Monsieur le président, madame le ministre, mes chers collègues, je me félicite que soit discutée aujourd'hui une proposition de loi qui me tient à coeur et qui constitue l'une des concrétisations du rapport intitulé Pour une nouvelle stratégie de l'action culturelle extérieure de la France : de l'exception à l'influence, rapport que j'avais présenté devant la commission des affaires culturelles à la fin de l'année 2004.

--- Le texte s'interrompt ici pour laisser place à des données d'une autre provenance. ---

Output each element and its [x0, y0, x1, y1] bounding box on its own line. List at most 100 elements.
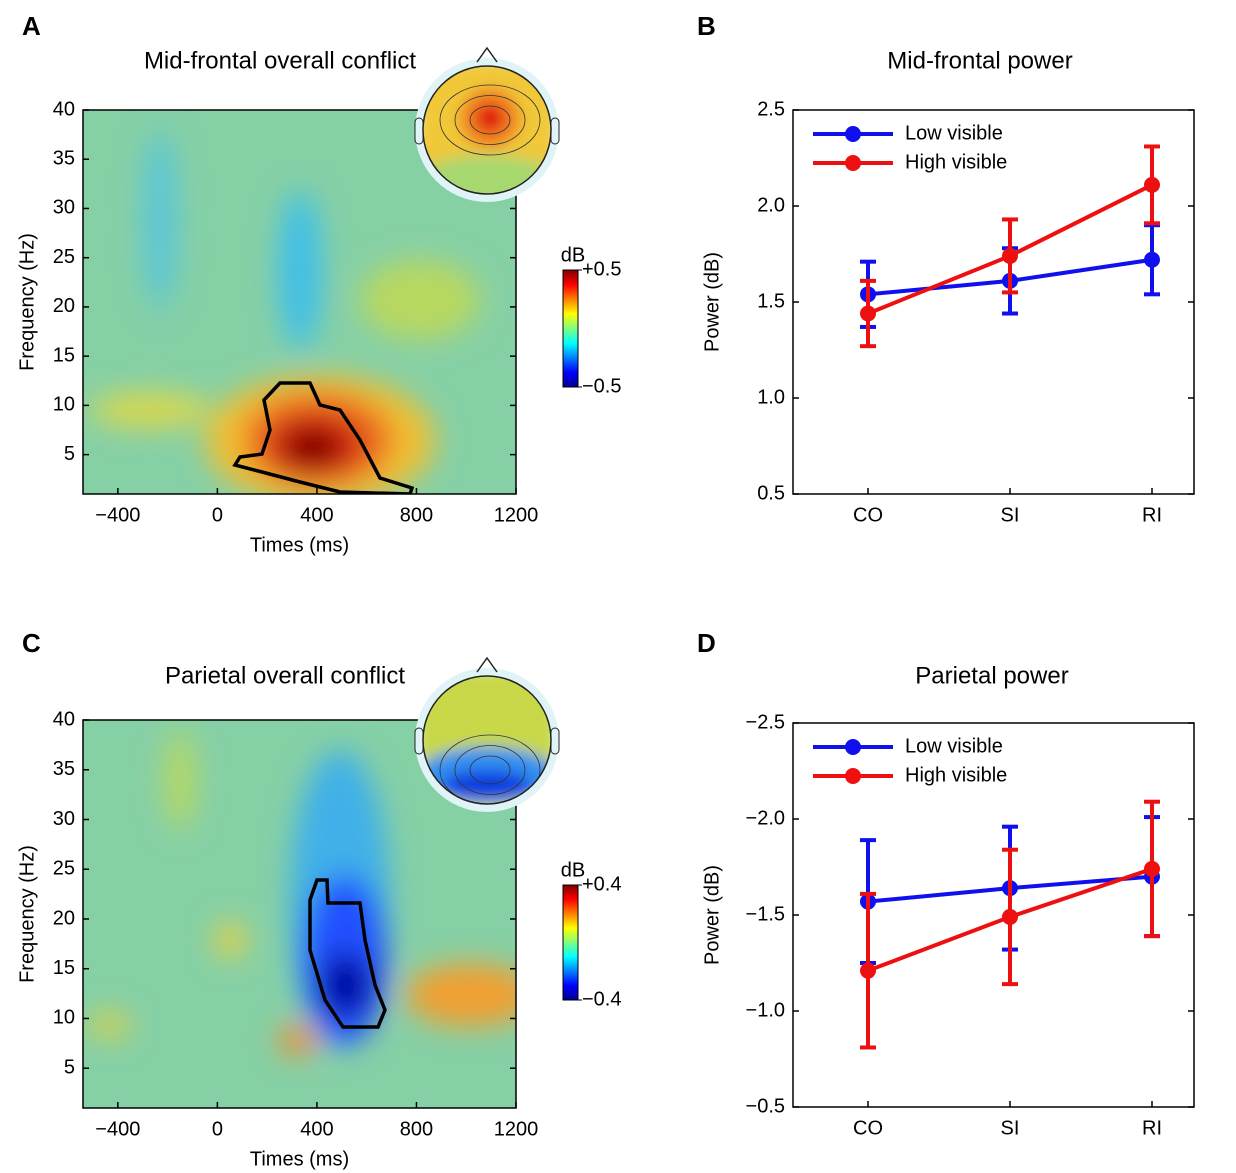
head-contour — [454, 745, 526, 795]
head-low — [442, 770, 532, 800]
head-outline — [422, 65, 552, 195]
y-tick-label: −2.5 — [746, 711, 785, 733]
y-tick-label: 1.0 — [757, 386, 785, 408]
heat-blob — [360, 260, 480, 340]
heat-blob — [90, 392, 210, 428]
legend-marker — [845, 739, 861, 755]
heat-blob — [278, 1025, 318, 1055]
y-tick-label: −1.0 — [746, 999, 785, 1021]
colorbar-label: dB — [561, 859, 585, 881]
legend-label: Low visible — [905, 735, 1003, 757]
heatmap-image — [83, 720, 516, 1108]
y-tick-label: 1.5 — [757, 290, 785, 312]
x-tick-label: 400 — [300, 1118, 333, 1140]
y-tick-label: 10 — [53, 1007, 75, 1029]
heat-blob — [278, 190, 322, 350]
x-tick-label: CO — [853, 1117, 883, 1139]
data-point — [860, 962, 876, 979]
x-tick-label: 0 — [212, 1118, 223, 1140]
x-tick-label: SI — [1001, 1117, 1020, 1139]
heat-blob — [215, 922, 245, 958]
y-tick-label: 2.5 — [757, 98, 785, 120]
y-axis-label: Frequency (Hz) — [16, 233, 38, 371]
head-field — [423, 676, 551, 804]
legend-marker — [845, 155, 861, 171]
colorbar-tick-label: +0.4 — [582, 873, 621, 895]
panel-letter: C — [22, 628, 41, 658]
heat-blob — [405, 963, 516, 1027]
x-tick-label: CO — [853, 504, 883, 526]
y-tick-label: −2.0 — [746, 807, 785, 829]
x-axis-label: Times (ms) — [250, 1148, 349, 1170]
y-tick-label: 40 — [53, 708, 75, 730]
y-tick-label: 2.0 — [757, 194, 785, 216]
legend-marker — [845, 126, 861, 142]
data-point — [1144, 176, 1160, 193]
y-tick-label: 25 — [53, 858, 75, 880]
y-tick-label: 5 — [64, 1056, 75, 1078]
head-peak — [476, 104, 504, 132]
chart-title: Mid-frontal power — [887, 47, 1072, 74]
x-tick-label: RI — [1142, 504, 1162, 526]
y-axis-label: Power (dB) — [701, 252, 723, 352]
head-nose — [476, 46, 498, 63]
y-tick-label: 5 — [64, 443, 75, 465]
head-contour — [439, 84, 541, 156]
x-tick-label: RI — [1142, 1117, 1162, 1139]
data-point — [1144, 860, 1160, 877]
x-tick-label: 800 — [400, 1118, 433, 1140]
topomap — [414, 656, 560, 812]
y-tick-label: 35 — [53, 148, 75, 170]
data-point — [860, 305, 876, 322]
panel-letter: D — [697, 628, 716, 658]
x-tick-label: −400 — [95, 1118, 140, 1140]
x-tick-label: 1200 — [494, 1118, 539, 1140]
legend-marker — [845, 768, 861, 784]
head-contour — [454, 95, 526, 145]
y-tick-label: 30 — [53, 808, 75, 830]
y-tick-label: 35 — [53, 758, 75, 780]
data-point — [1002, 908, 1018, 925]
y-tick-label: 15 — [53, 957, 75, 979]
y-tick-label: 20 — [53, 295, 75, 317]
y-tick-label: −0.5 — [746, 1095, 785, 1117]
cluster-contour — [308, 878, 387, 1029]
x-axis-label: Times (ms) — [250, 534, 349, 556]
y-axis-label: Power (dB) — [701, 865, 723, 965]
y-tick-label: 15 — [53, 344, 75, 366]
x-tick-label: 400 — [300, 504, 333, 526]
colorbar-tick-label: −0.4 — [582, 988, 621, 1010]
panel-letter: A — [22, 11, 41, 41]
heat-blob — [284, 428, 340, 468]
head-contour — [469, 755, 511, 785]
heat-blob — [165, 730, 195, 830]
colorbar-tick-label: +0.5 — [582, 258, 621, 280]
y-tick-label: −1.5 — [746, 903, 785, 925]
y-tick-label: 0.5 — [757, 482, 785, 504]
cluster-contour — [232, 381, 415, 494]
panel-letter: B — [697, 11, 716, 41]
heat-blob — [142, 130, 178, 310]
chart-title: Mid-frontal overall conflict — [144, 47, 416, 74]
y-tick-label: 25 — [53, 246, 75, 268]
y-axis-label: Frequency (Hz) — [16, 845, 38, 983]
y-tick-label: 40 — [53, 98, 75, 120]
plot-frame — [82, 719, 517, 1109]
topomap — [414, 46, 560, 202]
head-outline — [422, 675, 552, 805]
y-tick-label: 30 — [53, 197, 75, 219]
legend-label: High visible — [905, 151, 1007, 173]
x-tick-label: −400 — [95, 504, 140, 526]
head-contour — [439, 734, 541, 804]
colorbar — [562, 269, 579, 388]
chart-title: Parietal overall conflict — [165, 662, 405, 689]
head-field-blur — [423, 676, 551, 804]
colorbar-label: dB — [561, 244, 585, 266]
data-point — [1002, 247, 1018, 264]
colorbar-tick-label: −0.5 — [582, 375, 621, 397]
head-nose — [476, 656, 498, 673]
x-tick-label: 0 — [212, 504, 223, 526]
plot-frame — [82, 109, 517, 495]
colorbar — [562, 884, 579, 1001]
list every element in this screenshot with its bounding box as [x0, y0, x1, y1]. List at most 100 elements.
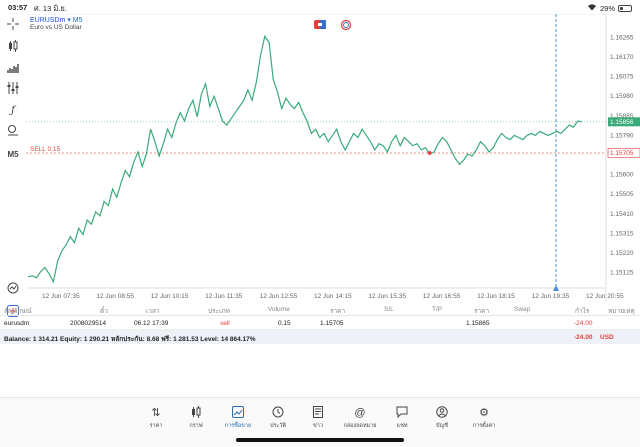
function-icon[interactable]: ƒ [11, 104, 15, 116]
x-tick-label: 12 Jun 15:35 [368, 293, 406, 300]
battery-percent: 29% [599, 3, 615, 13]
nav-mailbox[interactable]: @ กล่องจดหมาย [340, 406, 380, 430]
one-click-trade-icon[interactable] [5, 303, 21, 319]
arrows-updown-icon: ⇅ [151, 407, 161, 419]
connection-status-icon[interactable] [340, 19, 352, 31]
price-chart[interactable]: 1.16265 1.16170 1.16075 1.15980 1.15885 1.157… [26, 14, 640, 302]
clock: 03:57 [8, 3, 28, 12]
nav-quotes[interactable]: ⇅ ราคา [136, 406, 176, 430]
trade-icon [218, 406, 258, 420]
col-sl: S/L [384, 306, 394, 313]
sell-price-label: 1.15705 [610, 150, 634, 157]
y-tick-label: 1.16170 [610, 54, 634, 61]
y-tick-label: 1.15315 [610, 230, 634, 237]
col-current-price: ราคา [474, 308, 490, 315]
col-swap: Swap [514, 306, 531, 313]
x-tick-label: 12 Jun 19:35 [532, 293, 570, 300]
y-tick-label: 1.15505 [610, 191, 634, 198]
y-tick-label: 1.16265 [610, 34, 634, 41]
cursor-handle-icon [553, 285, 559, 291]
status-bar: 03:57 ศ. 13 มิ.ย. 29% [0, 0, 640, 14]
chart-type-icon[interactable] [5, 38, 21, 54]
x-tick-label: 12 Jun 12:55 [260, 293, 298, 300]
col-note: หมายเหตุ [608, 308, 635, 315]
symbol-title[interactable]: EURUSDm ▾ M5 [30, 17, 83, 24]
col-time: เวลา [146, 308, 160, 315]
history-icon [258, 406, 298, 420]
x-tick-label: 12 Jun 08:55 [96, 293, 134, 300]
balance-summary: Balance: 1 314.21 Equity: 1 290.21 หลักป… [4, 336, 256, 343]
bid-price-tag: 1.15856 [608, 117, 640, 127]
positions-table: สัญลักษณ์ ตั๋ว เวลา ประเภท Volume ราคา S… [0, 302, 640, 344]
news-icon [298, 406, 338, 420]
symbol-description: Euro vs US Dollar [30, 24, 82, 31]
chart-toolbar: ƒ M5 [0, 14, 26, 317]
nav-trade[interactable]: การซื้อขาย [218, 406, 258, 430]
date: ศ. 13 มิ.ย. [34, 4, 67, 13]
chart-search-icon[interactable] [5, 280, 21, 296]
nav-account[interactable]: บัญชี [422, 406, 462, 430]
nav-chart[interactable]: กราฟ [176, 406, 216, 430]
cell-profit: -24.00 [574, 320, 593, 327]
battery-icon [618, 4, 632, 12]
table-header: สัญลักษณ์ ตั๋ว เวลา ประเภท Volume ราคา S… [0, 302, 640, 316]
sell-price-tag: 1.15705 [607, 148, 640, 158]
symbol-name[interactable]: EURUSDm [30, 17, 66, 24]
indicators-icon[interactable] [5, 60, 21, 76]
col-price: ราคา [330, 308, 346, 315]
balance-profit: -24.00 [574, 334, 593, 341]
cell-type: sell [220, 320, 230, 327]
sell-entry-marker [427, 150, 433, 156]
price-series-line [27, 34, 583, 284]
timeframe-button[interactable]: M5 [7, 149, 19, 159]
cell-ticket: 2008029514 [70, 320, 107, 327]
chart-canvas[interactable]: 1.16265 1.16170 1.16075 1.15980 1.15885 1.157… [26, 14, 640, 302]
x-tick-label: 12 Jun 18:15 [477, 293, 515, 300]
cell-current-price: 1.15865 [466, 320, 490, 327]
cell-time: 06.12 17:39 [134, 320, 169, 327]
x-tick-label: 12 Jun 20:55 [586, 293, 624, 300]
col-tp: T/P [432, 306, 443, 313]
y-tick-label: 1.15410 [610, 211, 634, 218]
account-icon [422, 406, 462, 420]
sell-buy-badge-icon[interactable] [314, 20, 326, 29]
x-tick-label: 12 Jun 10:15 [151, 293, 189, 300]
home-indicator[interactable] [236, 438, 404, 442]
table-row[interactable]: eurusdm 2008029514 06.12 17:39 sell 0.15… [0, 316, 640, 330]
col-type: ประเภท [208, 308, 230, 315]
y-tick-label: 1.15790 [610, 132, 634, 139]
y-tick-label: 1.15885 [610, 113, 634, 120]
nav-chat[interactable]: แชท [382, 406, 422, 430]
y-tick-label: 1.15600 [610, 172, 634, 179]
nav-settings[interactable]: ⚙ การตั้งค่า [464, 406, 504, 430]
symbol-timeframe: M5 [72, 17, 83, 24]
bottom-navigation: ⇅ ราคา กราฟ การซื้อขาย ประวัติ ข่าว @ กล… [0, 397, 640, 447]
x-tick-label: 12 Jun 14:15 [314, 293, 352, 300]
gear-icon: ⚙ [479, 407, 489, 419]
y-tick-label: 1.16075 [610, 74, 634, 81]
y-tick-label: 1.15980 [610, 93, 634, 100]
nav-history[interactable]: ประวัติ [258, 406, 298, 430]
status-indicators: 29% [587, 3, 632, 13]
bid-price-label: 1.15856 [610, 119, 634, 126]
sell-order-label: SELL 0.15 [30, 146, 61, 153]
cell-volume: 0.15 [278, 320, 291, 327]
cell-price: 1.15705 [320, 320, 344, 327]
objects-icon[interactable] [5, 122, 21, 138]
x-tick-label: 12 Jun 07:35 [42, 293, 80, 300]
chat-icon [382, 406, 422, 420]
settings-sliders-icon[interactable] [5, 80, 21, 96]
col-ticket: ตั๋ว [100, 308, 108, 315]
col-volume: Volume [268, 306, 290, 313]
candles-icon [176, 406, 216, 420]
nav-news[interactable]: ข่าว [298, 406, 338, 430]
x-tick-label: 12 Jun 16:55 [423, 293, 461, 300]
col-symbol: สัญลักษณ์ [4, 308, 32, 315]
at-icon: @ [354, 407, 366, 419]
crosshair-icon[interactable] [5, 16, 21, 32]
cell-symbol: eurusdm [4, 320, 30, 327]
balance-row: Balance: 1 314.21 Equity: 1 290.21 หลักป… [0, 330, 640, 344]
balance-currency: USD [600, 334, 614, 341]
x-tick-label: 12 Jun 11:35 [205, 293, 242, 300]
y-tick-label: 1.15220 [610, 250, 634, 257]
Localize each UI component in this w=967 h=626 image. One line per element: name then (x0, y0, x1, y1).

Le 22 juin 2006, l'Association française d'action artistique, l'AFAA, est devenue CulturesFrance. Un nouveau statut a donc été adopté, avec les innovations suivantes : l'objet social de l'AFAA a été élargi de manière à faire entrer dans le périmètre de la nouvelle association les activités de l'Association pour la diffusion de la pensée française, l'ADPF, à savoir la promotion du livre et de l'écrit et la cinémathèque africaine ; par ailleurs, la composition du conseil d'administration a été modifiée, celui de CulturesFrance comptant désormais vingt-deux membres, qui se répartissent entre sept représentants du ministère des affaires étrangères, trois représentants du ministère de la culture et douze personnalités qualifiées.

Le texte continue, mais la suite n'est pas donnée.